Authentication of a WebAPI with Azure Active Directory

2
votes

So this has to be a case of me just needing a dope slap:

I've created new test WebAPI applications using Visual Studio (2013 AND 2015) and configured them to use organizational accounts for authentication using the standard project creation dialogs. I've hooked them to both a test Azure Active Directory (AAD) directory on my workplace's azure subscription as well as one in my MSDN azure subscription.

In all cases, when loading the application for the first time, I get an IIS 401.2 response. Okay, fine. I enable anonymous authentication on the project property window. Then when I navigate to a controller that is decorated with the [Authorize] attribute, I get the following:

<Error>
    <Message>Authorization has been denied for this request.</Message>
</Error>

This occurs both locally as well as in a cloud service web role (with the web role URL added to the application URLs).

I know it has to be something simple. I have to have missed something absolutely idiotic but cannot, for the life of me, figure out what it might be.

Does anyone have any thoughts of why I'm not being redirected to the AAD sign-in page?

1
visual-studioazuremodel-view-controllerasp.net-web-apiazure-active-directory

1 Answers

10
votes

The behavior ("being redirected to the AAD sign-in page") is what you would expect for a web application such as an ASP.NET MVC web application.
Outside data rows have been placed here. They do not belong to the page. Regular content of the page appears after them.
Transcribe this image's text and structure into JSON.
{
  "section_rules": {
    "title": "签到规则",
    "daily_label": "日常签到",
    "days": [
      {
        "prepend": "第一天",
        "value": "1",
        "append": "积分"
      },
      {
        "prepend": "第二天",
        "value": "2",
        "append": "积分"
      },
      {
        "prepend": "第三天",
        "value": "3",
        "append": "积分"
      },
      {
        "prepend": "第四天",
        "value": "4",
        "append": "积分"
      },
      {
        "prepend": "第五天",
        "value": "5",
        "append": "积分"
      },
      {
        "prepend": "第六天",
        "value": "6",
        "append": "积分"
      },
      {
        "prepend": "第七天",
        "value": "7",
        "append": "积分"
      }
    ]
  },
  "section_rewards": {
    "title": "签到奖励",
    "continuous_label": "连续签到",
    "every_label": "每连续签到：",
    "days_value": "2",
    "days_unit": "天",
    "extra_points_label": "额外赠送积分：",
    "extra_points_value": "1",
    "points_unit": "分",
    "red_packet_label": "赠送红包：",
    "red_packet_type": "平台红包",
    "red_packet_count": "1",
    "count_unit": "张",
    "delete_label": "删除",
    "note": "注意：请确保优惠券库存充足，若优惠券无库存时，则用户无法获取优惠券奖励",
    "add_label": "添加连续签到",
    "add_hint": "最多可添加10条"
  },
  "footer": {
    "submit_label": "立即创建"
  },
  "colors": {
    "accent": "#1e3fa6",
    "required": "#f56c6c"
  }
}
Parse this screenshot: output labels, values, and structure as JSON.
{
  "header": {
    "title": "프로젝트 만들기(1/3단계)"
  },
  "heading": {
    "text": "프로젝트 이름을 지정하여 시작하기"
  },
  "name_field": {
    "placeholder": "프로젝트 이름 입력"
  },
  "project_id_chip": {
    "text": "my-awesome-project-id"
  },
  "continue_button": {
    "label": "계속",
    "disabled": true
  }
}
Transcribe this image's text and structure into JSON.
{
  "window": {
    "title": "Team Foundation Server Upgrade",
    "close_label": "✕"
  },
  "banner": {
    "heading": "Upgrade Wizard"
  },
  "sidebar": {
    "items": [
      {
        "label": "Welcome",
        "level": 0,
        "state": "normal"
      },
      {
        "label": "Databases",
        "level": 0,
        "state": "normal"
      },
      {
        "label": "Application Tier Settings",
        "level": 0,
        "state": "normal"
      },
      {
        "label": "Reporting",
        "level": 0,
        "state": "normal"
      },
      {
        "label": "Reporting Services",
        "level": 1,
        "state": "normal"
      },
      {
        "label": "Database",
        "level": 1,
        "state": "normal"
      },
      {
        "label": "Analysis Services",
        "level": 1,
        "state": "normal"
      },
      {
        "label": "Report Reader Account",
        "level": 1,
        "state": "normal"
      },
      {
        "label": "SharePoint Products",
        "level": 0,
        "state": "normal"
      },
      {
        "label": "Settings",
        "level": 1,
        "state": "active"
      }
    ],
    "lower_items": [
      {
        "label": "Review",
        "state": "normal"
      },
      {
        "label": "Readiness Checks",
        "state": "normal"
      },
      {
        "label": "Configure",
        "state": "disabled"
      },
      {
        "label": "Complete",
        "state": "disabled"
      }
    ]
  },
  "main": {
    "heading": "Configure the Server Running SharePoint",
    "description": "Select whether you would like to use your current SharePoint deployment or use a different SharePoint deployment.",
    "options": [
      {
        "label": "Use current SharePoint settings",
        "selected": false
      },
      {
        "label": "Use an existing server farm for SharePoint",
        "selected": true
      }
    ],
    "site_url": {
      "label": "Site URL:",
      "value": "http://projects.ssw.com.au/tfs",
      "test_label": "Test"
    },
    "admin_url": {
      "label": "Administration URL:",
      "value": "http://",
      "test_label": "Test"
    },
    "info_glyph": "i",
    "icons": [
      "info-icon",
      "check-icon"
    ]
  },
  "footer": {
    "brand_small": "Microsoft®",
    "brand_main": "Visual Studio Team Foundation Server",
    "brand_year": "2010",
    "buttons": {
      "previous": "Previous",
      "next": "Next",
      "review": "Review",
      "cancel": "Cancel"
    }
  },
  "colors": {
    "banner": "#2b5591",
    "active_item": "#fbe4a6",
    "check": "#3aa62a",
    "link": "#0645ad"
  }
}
However, this behavior doesn't apply to ASP.NET Web API applications. A Web API (REST API) instead expects the client to present the token in the request. If you don't provide one, then the authorization filter rejects the request, which is why you are seeing an HTTP 401 response when you "navigate" to your Web API url.

The Web API project template configures the OWIN middleware for your application to process and validate a JWT token presented by the client. Evidence of this is in the Startup.Auth.cs file in your project.

enter image description here

Therefore, you need to create a client application that authenticates with Azure AD to acquire the token. The client must be registered with Azure AD and given access to your Web API. Then, from the client application you can invoke the Web API using the token issued from Azure AD. For a quick read on this scenario take a look at this MSDN Magazine article. Don't let the date of the article concern you. It still applies for Visual Studio 2013 and 2015, and gives an excellent explanation of how and why this scenario works this way.

Also, for additional scenarios for authenticating and calling Web API's, see the Azure AD Samples on GitHub.